SBP: systolic blood pressure; DBP: diastolic blood pressure; MAP: mean arterial pressure; PP: pulse pressure; HR: heart rate; LVP_max: left ventricular pressure maximum; LVP_min: left ventricular pressure minimum; LV(dP/dt _max): maximal rate of rise of left ventricular pressure; LV(dP/dt _max): maximal rate of fall of left ventricular pressure; LV(dP/dt _max)/LVP: contractility index; LVEDP: left ventricle end diastolic pressure.

^a Results represent the mean ± SEM of seven animals per group. Results obtained are significantly different from the control group (^b p < 0.05) and 3 weeks group (^c p < 0.05) respectively.

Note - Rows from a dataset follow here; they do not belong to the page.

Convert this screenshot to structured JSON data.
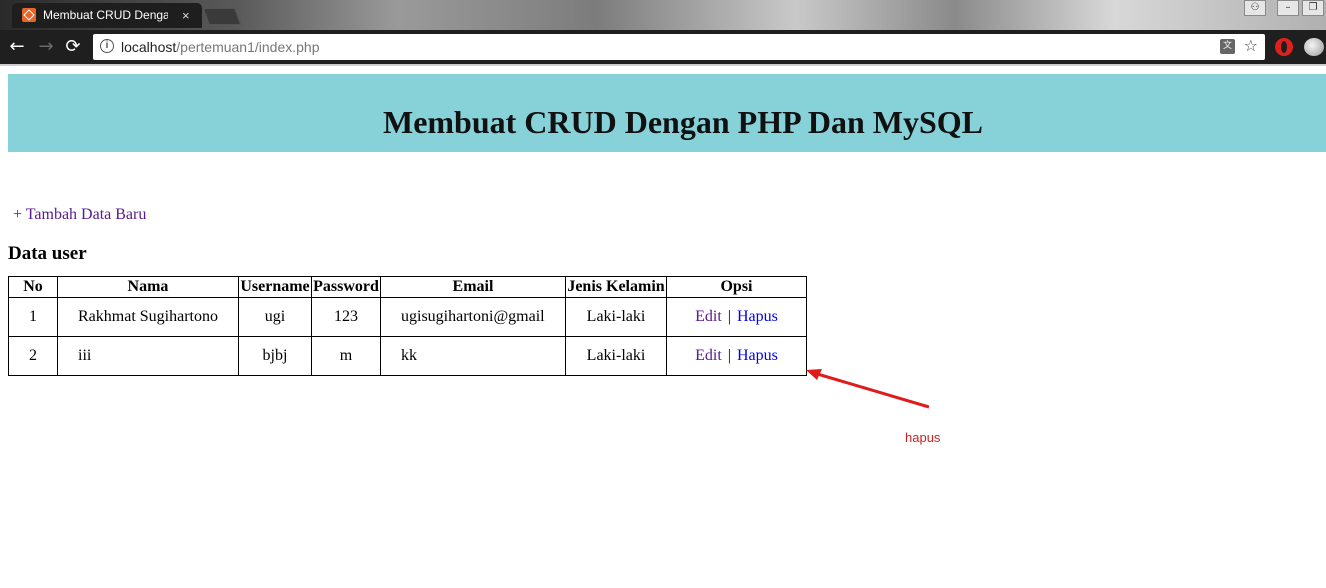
{
  "browser": {
    "tab_title": "Membuat CRUD Dengan PHP Dan MySQL",
    "tab_close": "×",
    "url_host": "localhost",
    "url_path": "/pertemuan1/index.php",
    "info_glyph": "i",
    "back_glyph": "←",
    "forward_glyph": "→",
    "reload_glyph": "⟳",
    "star_glyph": "☆",
    "translate_glyph": "文",
    "window_buttons": {
      "profile": "⚇",
      "minimize": "–",
      "restore": "❐"
    },
    "icons": [
      "back-arrow-icon",
      "forward-arrow-icon",
      "reload-icon",
      "info-icon",
      "translate-icon",
      "star-icon",
      "opera-icon",
      "extension-icon",
      "profile-icon"
    ],
    "accent_color": "#e8652a"
  },
  "page": {
    "header_title": "Membuat CRUD Dengan PHP Dan MySQL",
    "header_bg_color": "#87d1d8",
    "add_link": "+ Tambah Data Baru",
    "section_title": "Data user",
    "table": {
      "columns": [
        "No",
        "Nama",
        "Username",
        "Password",
        "Email",
        "Jenis Kelamin",
        "Opsi"
      ],
      "rows": [
        {
          "no": "1",
          "nama": "Rakhmat Sugihartono",
          "username": "ugi",
          "password": "123",
          "email": "ugisugihartoni@gmail",
          "jenis_kelamin": "Laki-laki",
          "edit": "Edit",
          "separator": "|",
          "hapus": "Hapus"
        },
        {
          "no": "2",
          "nama": "iii",
          "username": "bjbj",
          "password": "m",
          "email": "kk",
          "jenis_kelamin": "Laki-laki",
          "edit": "Edit",
          "separator": "|",
          "hapus": "Hapus"
        }
      ]
    }
  },
  "annotation": {
    "text": "hapus",
    "color": "#cc1f1f"
  }
}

LVEDP was significantly increased (*p < 0.05) in rats of all T2DM groups (3, 4 and 5 weeks) in comparison to rats of control group (Table 2). In addition, LVEDP was observed to be significantly higher in rats of T2DM groups (4 and 5 weeks; Table 2). This increase in LVEDP may be a consequence of the depression of the left ventricular performance that occurs after T2DM-induced cardiac injury (Table 2). LVP_max, LVP_min, maximal rate of rise of left ventricular pressure (LV(dP/dt)_max) and maximal rate of fall of left ventricular pressure (LV(dP/dt)_min) were found to be significantly elevated in only T2DM groups (4 and 5 weeks) compared to rats of control group and T2DM group (3 weeks; Table 2) indicating that onset of ventricular dysfunction/myocardial dysfunction begins after 3 weeks HFD feeding and sets in after 4 weeks of HFD feeding.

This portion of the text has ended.